57 Nolu Açıklama
Serbest rekabetçi çağ yavaş yavaş tekelleşme sürecine evirilip bir dünya sistemi olarak karşımıza çıkmasına koşut biçimde Osmanlı idaresinin çöküntüye doğru yüz tutmaya başladığı süreç, tüm çıplaklığıyla ortaya çıktı. Kapitalizmin yeni bir nitel evreye bürünmesi ile özellikle dönemin iki büyük sömürgeci devleti olan İngiliz ve Fransız emperyalizmi, gerek toprakların paylaşılması gerekse de pazarların kendi aralarında pay edilmesini esasta tamamlamışlardı. Diğer bir deyişle emperyalist-kapitalist devletlerin kendi aralarındaki çelişkilerden dolayı o ana kadar tek sömürgeleştirilmeyen üç devlet olan Osmanlı, Çin ve İran üzerinde dikkatlerini odaklamışlardı. O ana kadar bu üç devletin hala sömürgeleştirilmemesinin nedeni hem emperyalist-kapitalist devletler arasında ki çelişkiler hem de geniş, zengin ve fakir pazarlar oluşundan dolayı bu yerlerin stratejik öneme haiz olmaları hem de boğazların-kanalların tek başına her hangi bir emperyalist devletin eline geçmemesi vb. etkenler, doğallığında dünya pazarlarının tek patronu ve diğer emperyalist –kapitalist devletleri ciddi anlamda tehdit eden önemli güç odağı olacağından ötürü özellikle bu yerlerin herhangi bir devletin eline geçmesini istemiyorlardı. Osmanlı’nın ekonomik-siyasi-askeri olarak çöküntü evresine girmesine paralel olarak özellikle İngiliz ve Fransız emperyalistlerin Osmanlı’yı kendisine bağımlı yarı-sömürge, yarı-feodal bir devlet haline getirmesinin koşullarını büyük oranda olgunlaştırdı. Olgunlaşmaya yüz tutan bu ilişkiler doğallığında yarı-sömürge, yarı-feodal iktisadi ve sosyal ilişkilerin tüm Osmanlı devletine damgasını vuran bir noktaya evrilmiş olmasıdır. Esasta bu uşaklık ilişkilerinin miladı olarak kabul gören tarih kuşkusuz ki 1881’de Duyun-u Umumiye’nin Osmanlı idaresinin ipini tamamen (İngiliz ve Fransız emperyalizminin) ellerine almalarıyla alakalıdır. Bu süreç aynı zamanda Osmanlı topraklarında emperyalist-kapitalist devletlerin sınırsız biçimde cirit atmasıdır ve yer-altı, yer-üstü zenginlik kaynakları da talan etmesidir.
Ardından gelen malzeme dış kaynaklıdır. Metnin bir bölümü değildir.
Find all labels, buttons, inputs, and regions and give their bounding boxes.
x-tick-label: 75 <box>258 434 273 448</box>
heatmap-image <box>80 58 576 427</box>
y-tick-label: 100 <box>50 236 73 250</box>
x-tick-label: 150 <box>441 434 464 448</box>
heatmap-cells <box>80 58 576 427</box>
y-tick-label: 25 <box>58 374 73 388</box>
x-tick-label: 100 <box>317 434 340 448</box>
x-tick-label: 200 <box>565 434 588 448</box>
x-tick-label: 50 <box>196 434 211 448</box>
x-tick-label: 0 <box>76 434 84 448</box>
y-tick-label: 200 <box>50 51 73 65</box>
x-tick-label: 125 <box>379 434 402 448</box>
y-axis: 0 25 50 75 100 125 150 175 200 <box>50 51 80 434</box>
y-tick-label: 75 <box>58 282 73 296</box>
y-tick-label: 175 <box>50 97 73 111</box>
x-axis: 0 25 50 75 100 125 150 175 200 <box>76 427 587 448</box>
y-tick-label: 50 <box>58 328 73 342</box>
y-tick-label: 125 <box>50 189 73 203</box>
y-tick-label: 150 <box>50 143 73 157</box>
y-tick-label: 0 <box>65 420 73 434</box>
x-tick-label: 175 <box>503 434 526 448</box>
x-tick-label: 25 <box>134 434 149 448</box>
Toplumlar tarihinde en zorba, kıyımcı, fetihçi ve talancı devletlerden biri olarak nam salan Osmanlı ceberrut devleti, egemenliğindeki topraklarda boyunduruk altında tuttuğu çeşitli halklar da yavaş yavaş ulusal bilincin gelişmesine paralel olarak, belli uluslar kendi kaderlerini tayin etmek için Osmanlıya karşı mücadele etmesi, bir anlamda serbest rekabetçi çağında giderek emperyalist aşamaya varmasına denk gelir. Başlangıç olarak tüm etnik kökene mensup insanlar Osmanlı’nın aksayan yönlerini düzeltmeye dönük ortak bir cemiyette yani Takrir-i Per ver Cemiyeti içinde örgütlenmişlerdi. Takrir-i Perver Cemiyeti’nin kuruluş gerekçesi Osmanlı’yı yıkmak değil bilakis onu daha güçlü kılmak için enerjilerini ve çabalarını bu noktada ortaya koymaktır. Vurgusunu yaptığımız anlayış ve zemin üzerinde her ne kadar bir ilişki cereyan etmiş olsa da ulusal bilinçleri gün be gün gelişen halklar kendi ulusal devletlerini kurmak için mücadele verirler. Ulusal bilinci ilk gelişen halklardan biri de kuşkusuz Ermeni halkı ve ulusudur. Bundandır ki kendi kaderlerini tayin etmek için silahlı mücadele vermeye başlarlar. Tamamen haklı ve meşru bir zeminde gelişen bu savaşım ve mücadele Osmanlı zorba ve ceberrut devletinin şimşekleri üstüne çekmesine yol açar ve dolayısıyla da onu kanla boğmak için her türden zoru ve şiddeti dizginsizce uygular. Yani 1879’dan itibaren katliamcı, işkenceci ve soykırımcı üne sahip Hamidiye alaylarının hışmına uğrar. Van ve diğer yerlerde on binlerce Ermeni ulusu ve halkına mensup emekçi insanımız alçakça ve hunharca katledilir ve birikimleri de yine aynı felsefeyle talan edilir. Ermeni halkı ve ulusuna ilişkin uygulanan soy kırımın miladı bu süreçle birlikte başlar.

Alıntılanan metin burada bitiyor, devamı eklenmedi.